$ cat post/packet-loss-at-dawn-/-the-thread-pool-was-too-shallow-/-it-ran-in-the-dark.md

packet loss at dawn / the thread pool was too shallow / it ran in the dark


Title: When Serverless Meets FinOps: A Costly Lesson in Platform Engineering


May 16, 2022. Another Tuesday with the usual grind of code reviews and technical debt. Today though, I woke up with a bit more of a hangover than usual—both metaphorical and literal. The metaphorical one comes from the latest sprint’s worth of unmerged PRs that still needed addressing after another all-nighter.

The literal one is just my usual morning cold from the office AC, but it felt like a lot today. A quick look at my calendar reveals an extra meeting with our FinOps team—a group I’ve been increasingly coming to respect for their keen insight into what our platform does and doesn’t deliver. They’re not just accountants in suits anymore; they’re the stewards of our cloud budget, and boy did we need their help.

The Setup

Over the past few months, we’ve been riding the wave of serverless hype. Our platform has expanded to include a diverse set of AWS Lambda functions, each with its own unique purpose. We were starting to see the benefits—a more scalable architecture, lower operational overhead—but as always, cost was a concern.

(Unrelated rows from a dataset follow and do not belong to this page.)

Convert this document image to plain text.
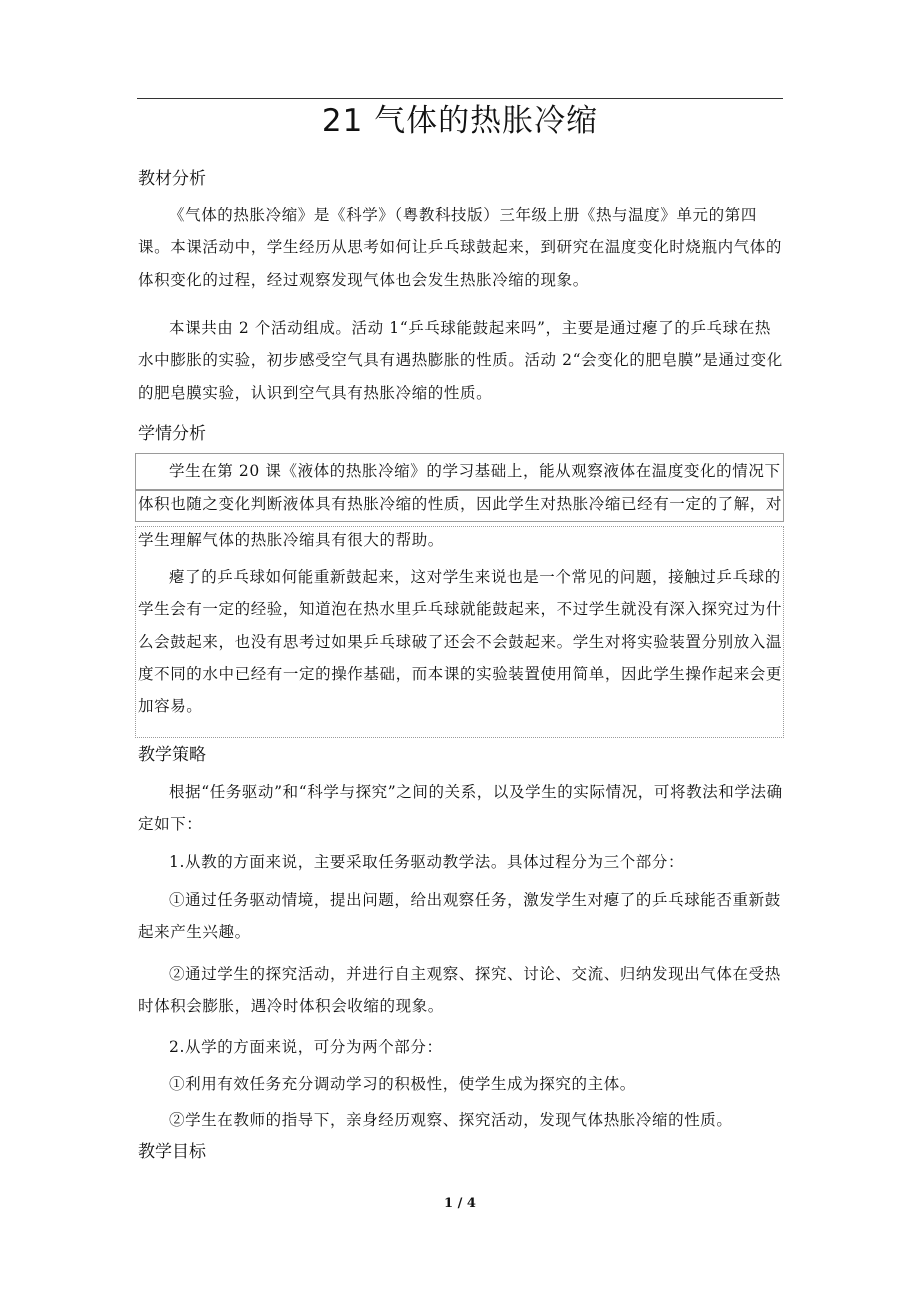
21 气体的热胀冷缩
教材分析
《气体的热胀冷缩》是《科学》（粤教科技版）三年级上册《热与温度》单元的第四课。本课活动中，学生经历从思考如何让乒乓球鼓起来，到研究在温度变化时烧瓶内气体的体积变化的过程，经过观察发现气体也会发生热胀冷缩的现象。
本课共由 2 个活动组成。活动 1“乒乓球能鼓起来吗”，主要是通过瘪了的乒乓球在热水中膨胀的实验，初步感受空气具有遇热膨胀的性质。活动 2“会变化的肥皂膜”是通过变化的肥皂膜实验，认识到空气具有热胀冷缩的性质。
学情分析
学生在第 20 课《液体的热胀冷缩》的学习基础上，能从观察液体在温度变化的情况下
体积也随之变化判断液体具有热胀冷缩的性质，因此学生对热胀冷缩已经有一定的了解，对
学生理解气体的热胀冷缩具有很大的帮助。
瘪了的乒乓球如何能重新鼓起来，这对学生来说也是一个常见的问题，接触过乒乓球的学生会有一定的经验，知道泡在热水里乒乓球就能鼓起来，不过学生就没有深入探究过为什么会鼓起来，也没有思考过如果乒乓球破了还会不会鼓起来。学生对将实验装置分别放入温度不同的水中已经有一定的操作基础，而本课的实验装置使用简单，因此学生操作起来会更加容易。
教学策略
根据“任务驱动”和“科学与探究”之间的关系，以及学生的实际情况，可将教法和学法确定如下：
1.从教的方面来说，主要采取任务驱动教学法。具体过程分为三个部分：
①通过任务驱动情境，提出问题，给出观察任务，激发学生对瘪了的乒乓球能否重新鼓起来产生兴趣。
②通过学生的探究活动，并进行自主观察、探究、讨论、交流、归纳发现出气体在受热时体积会膨胀，遇冷时体积会收缩的现象。
2.从学的方面来说，可分为两个部分：
①利用有效任务充分调动学习的积极性，使学生成为探究的主体。
②学生在教师的指导下，亲身经历观察、探究活动，发现气体热胀冷缩的性质。
教学目标
1 / 4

One of our key metrics is the DORA (DevOps Research and Assessment) score, which measures deployment frequency, lead time, mean time to recover from failures, and change failure rate. We’ve hit some impressive numbers, but FinOps had their eye on something more granular: cloud spending per function. The costs were rising faster than we anticipated.

The Revelation

During our meeting with the FinOps team, they pointed out a critical flaw in how we were tracking costs. Our billing was fragmented across multiple services, making it difficult to pinpoint where the expenses went. They suggested implementing a centralized cost management solution using AWS Budgets and Cost Explorer, which would help us visualize and manage spending better.

But that’s not all. They also raised concerns about certain Lambda functions that seemed particularly costly. One in particular stood out: our daily data processing function. It was running more often than necessary and consuming unnecessary resources during off-peak hours. This wasn’t a bug, but rather an unintended consequence of our auto-scaling settings.

The Fix

Armed with this information, I dove into the code and began debugging. First step: audit the Lambda functions to ensure they were properly configured for cost optimization. It involved tweaking the memory allocation and timeout settings, adjusting the auto-scaling policies to reduce unnecessary invocations during off-peak hours.

The process was painstaking but rewarding. Each change brought us closer to achieving a more efficient platform. I even took it a step further by introducing a monitoring solution using CloudWatch Metrics and Alarms, which would alert me if any function was consuming more than the allocated budget.

The Learning

This experience taught me two valuable lessons:

  1. Platform Engineering is More Than Just Code: As we shift towards cloud-native architectures, platform engineering becomes increasingly important. It’s not just about writing code; it’s about ensuring that your infrastructure scales effectively and efficiently while adhering to cost constraints.

  2. Collaboration is Key: FinOps has become a crucial partner in our development process. They bring a unique perspective on the financial aspects of our platform, which helps us make informed decisions.

Looking Forward

As we continue to scale our platform, I’m excited about integrating more tools like AWS Budgets and Cost Explorer. It’s comforting knowing that we’re not just chasing DORA metrics or performance benchmarks; we’re also ensuring that our costs stay in check. The serverless architecture has opened up new possibilities for us, but with great power comes great responsibility.

Today’s meeting was a reminder that while technology can be complex, the solutions often lie in simple, collaborative efforts. As I sit here typing this, I’m already thinking about how we can further optimize our platform to meet both our operational and financial goals.